Hell, even Britney’s sons are a firm reminder of where she came from, being that they’re the product of her doomed relationship with Kevin Federline, whom she divorced three months before she picked up the clippers. And she’ll definitely live through it all if she ever decides to Google herself. (Which, to be fair, I’m sure she doesn’t.)
With all that in mind, I definitely don’t want Britney to have to wake up to news stories on Sunday, February 19th that confirm what I hope isn’t true — that millions of people tuned in to Lifetime the night before to watch the worst night of her life dramatically reenacted by actress Natasha Bassett.
This woman, who has entertained us so spectacularly for two decades, who has provided us with endless Halloween costume fodder and enough workout tunes to fuel an entire half marathon playlist (I know this because I’ve done it, and you should, too), deserves better than that.

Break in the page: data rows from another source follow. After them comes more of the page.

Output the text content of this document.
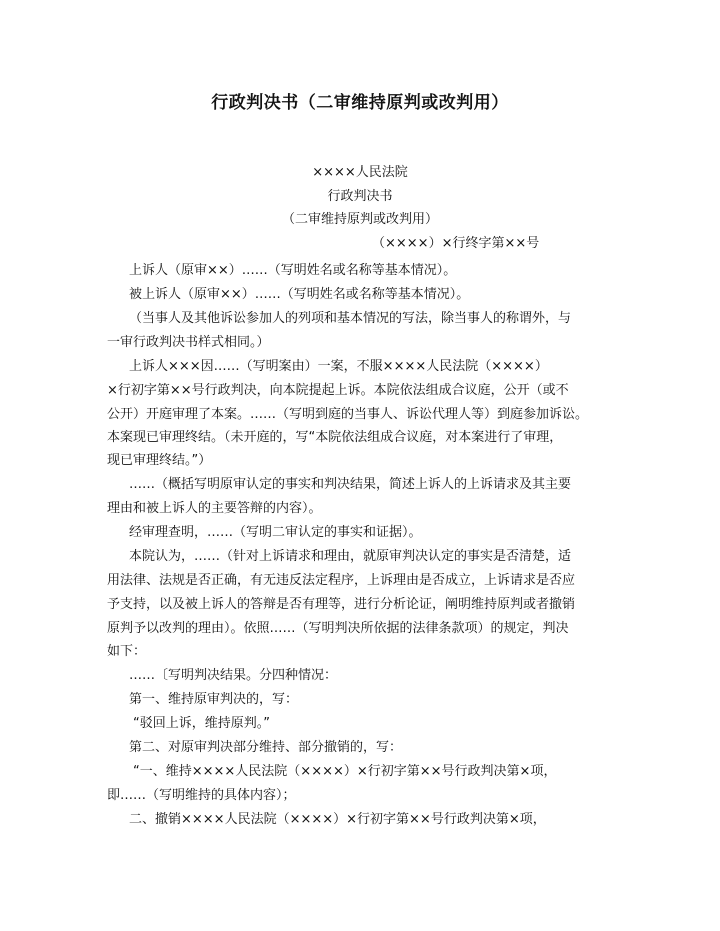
行政判决书（二审维持原判或改判用）
××××人民法院
行政判决书
（二审维持原判或改判用）
（××××）×行终字第××号
上诉人（原审××）……（写明姓名或名称等基本情况）。
被上诉人（原审××）……（写明姓名或名称等基本情况）。
（当事人及其他诉讼参加人的列项和基本情况的写法，除当事人的称谓外，与
一审行政判决书样式相同。）
上诉人×××因……（写明案由）一案，不服××××人民法院（××××）
×行初字第××号行政判决，向本院提起上诉。本院依法组成合议庭，公开（或不
公开）开庭审理了本案。……（写明到庭的当事人、诉讼代理人等）到庭参加诉讼。
本案现已审理终结。（未开庭的，写“本院依法组成合议庭，对本案进行了审理，
现已审理终结。”）
……（概括写明原审认定的事实和判决结果，简述上诉人的上诉请求及其主要
理由和被上诉人的主要答辩的内容）。
经审理查明，……（写明二审认定的事实和证据）。
本院认为，……（针对上诉请求和理由，就原审判决认定的事实是否清楚，适
用法律、法规是否正确，有无违反法定程序，上诉理由是否成立，上诉请求是否应
予支持，以及被上诉人的答辩是否有理等，进行分析论证，阐明维持原判或者撤销
原判予以改判的理由）。依照……（写明判决所依据的法律条款项）的规定，判决
如下：
……〔写明判决结果。分四种情况：
第一、维持原审判决的，写：
“驳回上诉，维持原判。”
第二、对原审判决部分维持、部分撤销的，写：
“一、维持××××人民法院（××××）×行初字第××号行政判决第×项，
即……（写明维持的具体内容）；
二、撤销××××人民法院（××××）×行初字第××号行政判决第×项，
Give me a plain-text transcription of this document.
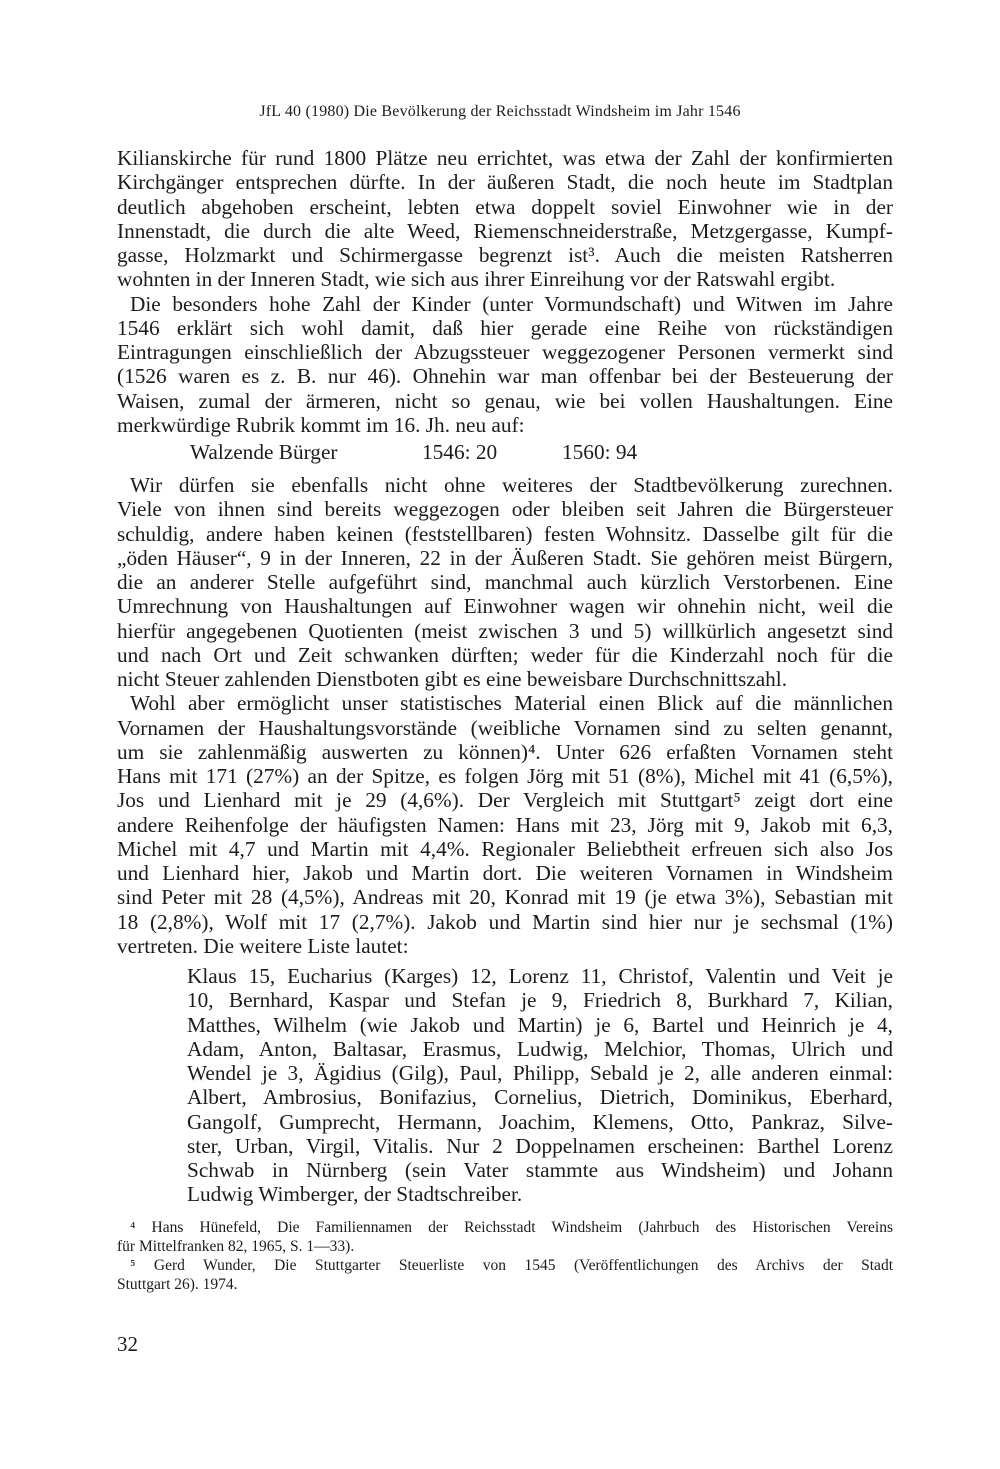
JfL 40 (1980) Die Bevölkerung der Reichsstadt Windsheim im Jahr 1546
Kilianskirche für rund 1800 Plätze neu errichtet, was etwa der Zahl der konfirmierten
Kirchgänger entsprechen dürfte. In der äußeren Stadt, die noch heute im Stadtplan
deutlich abgehoben erscheint, lebten etwa doppelt soviel Einwohner wie in der
Innenstadt, die durch die alte Weed, Riemenschneiderstraße, Metzgergasse, Kumpf-
gasse, Holzmarkt und Schirmergasse begrenzt ist³. Auch die meisten Ratsherren
wohnten in der Inneren Stadt, wie sich aus ihrer Einreihung vor der Ratswahl ergibt.
Die besonders hohe Zahl der Kinder (unter Vormundschaft) und Witwen im Jahre
1546 erklärt sich wohl damit, daß hier gerade eine Reihe von rückständigen
Eintragungen einschließlich der Abzugssteuer weggezogener Personen vermerkt sind
(1526 waren es z. B. nur 46). Ohnehin war man offenbar bei der Besteuerung der
Waisen, zumal der ärmeren, nicht so genau, wie bei vollen Haushaltungen. Eine
merkwürdige Rubrik kommt im 16. Jh. neu auf:
Walzende Bürger	1546: 20	1560: 94
Wir dürfen sie ebenfalls nicht ohne weiteres der Stadtbevölkerung zurechnen.
Viele von ihnen sind bereits weggezogen oder bleiben seit Jahren die Bürgersteuer
schuldig, andere haben keinen (feststellbaren) festen Wohnsitz. Dasselbe gilt für die
„öden Häuser“, 9 in der Inneren, 22 in der Äußeren Stadt. Sie gehören meist Bürgern,
die an anderer Stelle aufgeführt sind, manchmal auch kürzlich Verstorbenen. Eine
Umrechnung von Haushaltungen auf Einwohner wagen wir ohnehin nicht, weil die
hierfür angegebenen Quotienten (meist zwischen 3 und 5) willkürlich angesetzt sind
und nach Ort und Zeit schwanken dürften; weder für die Kinderzahl noch für die
nicht Steuer zahlenden Dienstboten gibt es eine beweisbare Durchschnittszahl.
Wohl aber ermöglicht unser statistisches Material einen Blick auf die männlichen
Vornamen der Haushaltungsvorstände (weibliche Vornamen sind zu selten genannt,
um sie zahlenmäßig auswerten zu können)⁴. Unter 626 erfaßten Vornamen steht
Hans mit 171 (27%) an der Spitze, es folgen Jörg mit 51 (8%), Michel mit 41 (6,5%),
Jos und Lienhard mit je 29 (4,6%). Der Vergleich mit Stuttgart⁵ zeigt dort eine
andere Reihenfolge der häufigsten Namen: Hans mit 23, Jörg mit 9, Jakob mit 6,3,
Michel mit 4,7 und Martin mit 4,4%. Regionaler Beliebtheit erfreuen sich also Jos
und Lienhard hier, Jakob und Martin dort. Die weiteren Vornamen in Windsheim
sind Peter mit 28 (4,5%), Andreas mit 20, Konrad mit 19 (je etwa 3%), Sebastian mit
18 (2,8%), Wolf mit 17 (2,7%). Jakob und Martin sind hier nur je sechsmal (1%)
vertreten. Die weitere Liste lautet:
Klaus 15, Eucharius (Karges) 12, Lorenz 11, Christof, Valentin und Veit je
10, Bernhard, Kaspar und Stefan je 9, Friedrich 8, Burkhard 7, Kilian,
Matthes, Wilhelm (wie Jakob und Martin) je 6, Bartel und Heinrich je 4,
Adam, Anton, Baltasar, Erasmus, Ludwig, Melchior, Thomas, Ulrich und
Wendel je 3, Ägidius (Gilg), Paul, Philipp, Sebald je 2, alle anderen einmal:
Albert, Ambrosius, Bonifazius, Cornelius, Dietrich, Dominikus, Eberhard,
Gangolf, Gumprecht, Hermann, Joachim, Klemens, Otto, Pankraz, Silve-
ster, Urban, Virgil, Vitalis. Nur 2 Doppelnamen erscheinen: Barthel Lorenz
Schwab in Nürnberg (sein Vater stammte aus Windsheim) und Johann
Ludwig Wimberger, der Stadtschreiber.
⁴ Hans Hünefeld, Die Familiennamen der Reichsstadt Windsheim (Jahrbuch des Historischen Vereins
für Mittelfranken 82, 1965, S. 1—33).
⁵ Gerd Wunder, Die Stuttgarter Steuerliste von 1545 (Veröffentlichungen des Archivs der Stadt
Stuttgart 26). 1974.
32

She deserves fans who show up to Vegas, buy #Glory on iTunes, and send angry tweets to the VMAs for making her perform right after Beyoncé.
She deserves our compassion not because she’s special, or because she’s famous, but because she’s human. And if our anonymity provides us the privilege to move on from the worst nights of our lives, than we should stop and think for a second about how we can grant Britney some of that privilege, too. She’ll never be able to switch industries or move to a different city where no one knows her to start over like you and I can — but she should, at the very least, know that her fans have better things to do than watch her sob story be paraded as spectacle to make Lifetime some coins.